REVIEW POTPOURRI – Conductor: Felix Weingartner & Guido Cantelli

Guido Cantelli

Peter Catesby Peter Cates

Felix Weingartner

Felix Weingartner

Felix Weingartner (1863-1942) was the first conductor to record all nine Beethoven Symphonies, and the four Brahms. He was friends with Liszt, Wagner and Brahms; was music director of the Vienna Philharmonic for over 20 years; composed large amounts of his own music; and taught and wrote about conducting and other musical and non-musical subjects, having a special interest in astrology, the occult and theater. He guest-conducted extensively to the U.S., Soviet Russia and Japan. Finally, he was married five times.

His most distinctive quality as a conductor was the naturalness of it; one felt as though he/she were hearing music as the composer wished it to be heard. I recently listened to a re-issued LP of his very good 1938 London Philharmonic performance of the Brahms 3rd Symphony, a piece that I recommend as the best one of the four for listeners experiencing Brahms for the first time. And this recording and sizable numbers of the others can be heard on YouTube.

Guido Cantelli

Guido Cantelli (1920-1956) was drafted into the Italian army, when it was forced to fight alongside the Germans against the allies during World War II. He refused to, out of a matter of conscience, and thrown into a labor camp; by pretending to be sick, he managed to escape and worked as a bank teller with forged papers until the war’s end.
Having already showing incredible promise before as a pianist – he was in a jazz combo for a while – and a conductor, he started again doing concerts and opera at various Italian venues, such as the La Scala Opera House in Milan, where Arturo Toscanini spotted the young man and was so impressed that he took him under his wing like a long-lost son and gave him concerts and recording dates in New York with the NBC Symphony.

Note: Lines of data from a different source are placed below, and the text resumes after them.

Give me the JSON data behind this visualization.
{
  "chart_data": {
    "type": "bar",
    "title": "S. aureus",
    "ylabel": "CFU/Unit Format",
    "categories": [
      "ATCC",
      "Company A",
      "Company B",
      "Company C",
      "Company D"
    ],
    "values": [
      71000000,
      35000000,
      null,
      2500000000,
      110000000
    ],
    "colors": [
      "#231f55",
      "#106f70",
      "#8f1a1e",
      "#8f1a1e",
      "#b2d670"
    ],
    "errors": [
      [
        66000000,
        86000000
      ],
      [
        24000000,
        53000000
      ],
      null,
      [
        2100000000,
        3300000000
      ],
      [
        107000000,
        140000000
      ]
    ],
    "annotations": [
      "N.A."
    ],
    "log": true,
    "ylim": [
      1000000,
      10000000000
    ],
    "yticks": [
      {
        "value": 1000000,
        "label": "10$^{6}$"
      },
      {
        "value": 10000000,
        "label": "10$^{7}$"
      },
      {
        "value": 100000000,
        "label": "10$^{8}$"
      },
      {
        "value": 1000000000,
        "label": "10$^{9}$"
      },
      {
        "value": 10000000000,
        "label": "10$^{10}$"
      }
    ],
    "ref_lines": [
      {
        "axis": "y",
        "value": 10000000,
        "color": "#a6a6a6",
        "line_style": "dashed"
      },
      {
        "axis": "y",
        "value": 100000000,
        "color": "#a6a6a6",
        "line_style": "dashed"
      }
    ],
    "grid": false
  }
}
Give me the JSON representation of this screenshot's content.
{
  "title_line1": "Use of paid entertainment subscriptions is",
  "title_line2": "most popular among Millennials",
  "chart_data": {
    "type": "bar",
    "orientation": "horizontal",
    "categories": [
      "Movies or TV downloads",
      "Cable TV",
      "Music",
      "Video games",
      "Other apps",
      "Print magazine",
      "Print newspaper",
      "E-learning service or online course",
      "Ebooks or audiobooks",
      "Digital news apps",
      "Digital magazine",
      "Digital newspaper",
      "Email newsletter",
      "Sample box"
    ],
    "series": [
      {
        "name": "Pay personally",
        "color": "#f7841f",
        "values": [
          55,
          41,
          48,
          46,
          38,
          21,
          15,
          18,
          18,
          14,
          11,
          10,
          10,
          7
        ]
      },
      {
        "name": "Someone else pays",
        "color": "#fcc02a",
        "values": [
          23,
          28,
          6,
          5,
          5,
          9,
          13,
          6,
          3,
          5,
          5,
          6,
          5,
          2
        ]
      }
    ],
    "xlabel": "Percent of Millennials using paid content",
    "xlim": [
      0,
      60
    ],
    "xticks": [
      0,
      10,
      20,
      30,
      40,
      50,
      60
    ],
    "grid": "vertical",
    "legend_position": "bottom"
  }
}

As a conductor, he had a phenomenally high level of inspiration, passion, elegance and precision, much like Toscanini, Reiner and Szell and yet had his own individuality in terms of an ear for the most wondrous hidden sonorities in whatever piece he was interpreting. I am now listening to a superb 1954 recording of Debussy’s La Mer, a piece in three sections that evokes the movements of the sea. It can be accessed on YouTube by budget-minded music lovers who are not collectors, unlike me.

On November 24, 1956, just one week after he was appointed music director at La Scala, Guido Cantelli was killed in a plane crash just after taking off from Paris’s Orly Airport on his way to New York to conduct the New York Philharmonic at Carnegie Hall. He was only 36 and left behind a wife and baby son. The 89-year-old Toscanini was never told of his death and passed away of a stroke on January 16, 1957, less than two months later.